The Sunshine Project has already run into stiff headwinds and significant delays. In October 2020, Formosa announced the project would be delayed as a result of the Covid-19 pandemic. Shortly after, the Corps suspended another permit covering ways that the plant’s construction would impact wetlands following legal challenges.
In December 2020, SP Global estimated that costs for the proposed petrochemical complex had already risen from $9.4 billion to over $12 billion — and that was before environmental advocates with the Center for Biological Diversity filed a lawsuit in January arguing that the project’s environmental impacts needed a closer look and that the Corps’ permits and authorizations for the project were issued in violation of environmental laws.
“This long-overdue review will show the unacceptable harm Formosa Plastics’ massive petrochemical complex would inflict on this community, our waterways, and our climate,” Julie Teel Simmonds, a senior attorney at the Center for Biological Diversity said in response to the Corps’ memo. “This terrible project shouldn’t have been rubber-stamped and it should never be built. Climate action and environmental justice mean we have to stop sacrificing communities and a healthy environment just to make throwaway plastic.”
Other environmental advocates highlighted the parallels between the Formosa plastics plant and proposed petrochemical projects nationwide.
“The race to massively expand plastics and petrochemical infrastructure is putting communities across the U.S. at risk, with disproportionate and overwhelming impacts on communities of color,” Jane Patton, a campaign manager for the Center for International Environmental Law, told DeSmog. “The Army Corps of Engineer’s initial approval of the Formosa Plastics megacomplex in St. James without adequately assessing these or other impacts was a grave mistake.

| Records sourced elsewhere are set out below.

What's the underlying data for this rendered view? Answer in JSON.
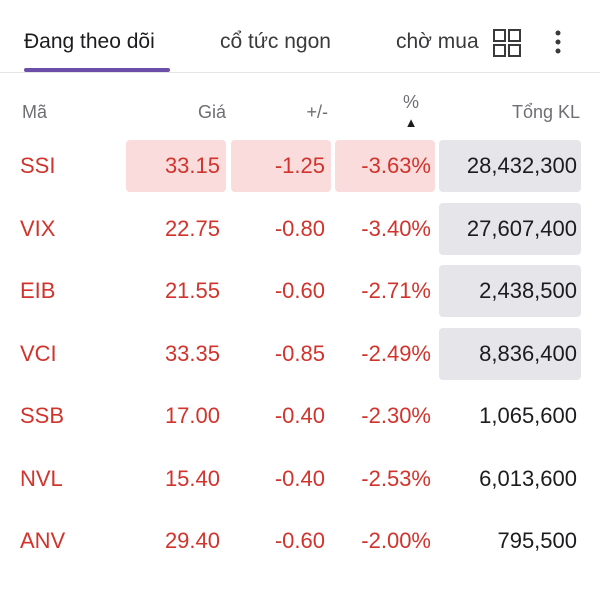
{
  "tabs": [
    {
      "label": "Đang theo dõi",
      "active": true
    },
    {
      "label": "cổ tức ngon",
      "active": false
    },
    {
      "label": "chờ mua",
      "active": false
    }
  ],
  "icons": {
    "grid": "grid-icon",
    "more": "more-vertical-icon"
  },
  "accent_color": "#6b4ea8",
  "header": {
    "symbol": "Mã",
    "price": "Giá",
    "change": "+/-",
    "percent": "%",
    "sort_indicator": "▲",
    "volume": "Tổng KL"
  },
  "rows": [
    {
      "symbol": "SSI",
      "price": "33.15",
      "change": "-1.25",
      "percent": "-3.63%",
      "volume": "28,432,300"
    },
    {
      "symbol": "VIX",
      "price": "22.75",
      "change": "-0.80",
      "percent": "-3.40%",
      "volume": "27,607,400"
    },
    {
      "symbol": "EIB",
      "price": "21.55",
      "change": "-0.60",
      "percent": "-2.71%",
      "volume": "2,438,500"
    },
    {
      "symbol": "VCI",
      "price": "33.35",
      "change": "-0.85",
      "percent": "-2.49%",
      "volume": "8,836,400"
    },
    {
      "symbol": "SSB",
      "price": "17.00",
      "change": "-0.40",
      "percent": "-2.30%",
      "volume": "1,065,600"
    },
    {
      "symbol": "NVL",
      "price": "15.40",
      "change": "-0.40",
      "percent": "-2.53%",
      "volume": "6,013,600"
    },
    {
      "symbol": "ANV",
      "price": "29.40",
      "change": "-0.60",
      "percent": "-2.00%",
      "volume": "795,500"
    }
  ],
  "colors": {
    "down": "#d0342c",
    "highlight_red": "#fadcdc",
    "highlight_gray": "#e5e5ea"
  }
}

It should be the last such mistake.”
“In the end, we expect the Army Corps of Engineers to uphold their obligations to human rights and environmental justice by revoking Formosa’s permit, once and for all,” Patton added, “and by ensuring that other proposed facilities that could create similar risks are never approved.”
In May, the International Energy Agency called for an end to investments in new oil and gas fields, citing climate change and the energy transition that’s required to curb it. In recent years, fossil fuel producers have sought to market themselves to investors by suggesting that even if demand slows for fossil fuels for cars or for electricity, demand for fossil fuels to make plastics and petrochemicals would nonetheless continue to rise.
But if the progress of a plastics production project in Louisiana is any kind of bellwether for those plans, analysts may need to reconsider those assumptions. Lavigne of RISE St. James predicts that the Formosa project will ultimately run aground.
“I told them Formosa is not coming,” Lavinge said on a call shortly after learning about the U.S. Army Corps memo, “and it is just like I said.”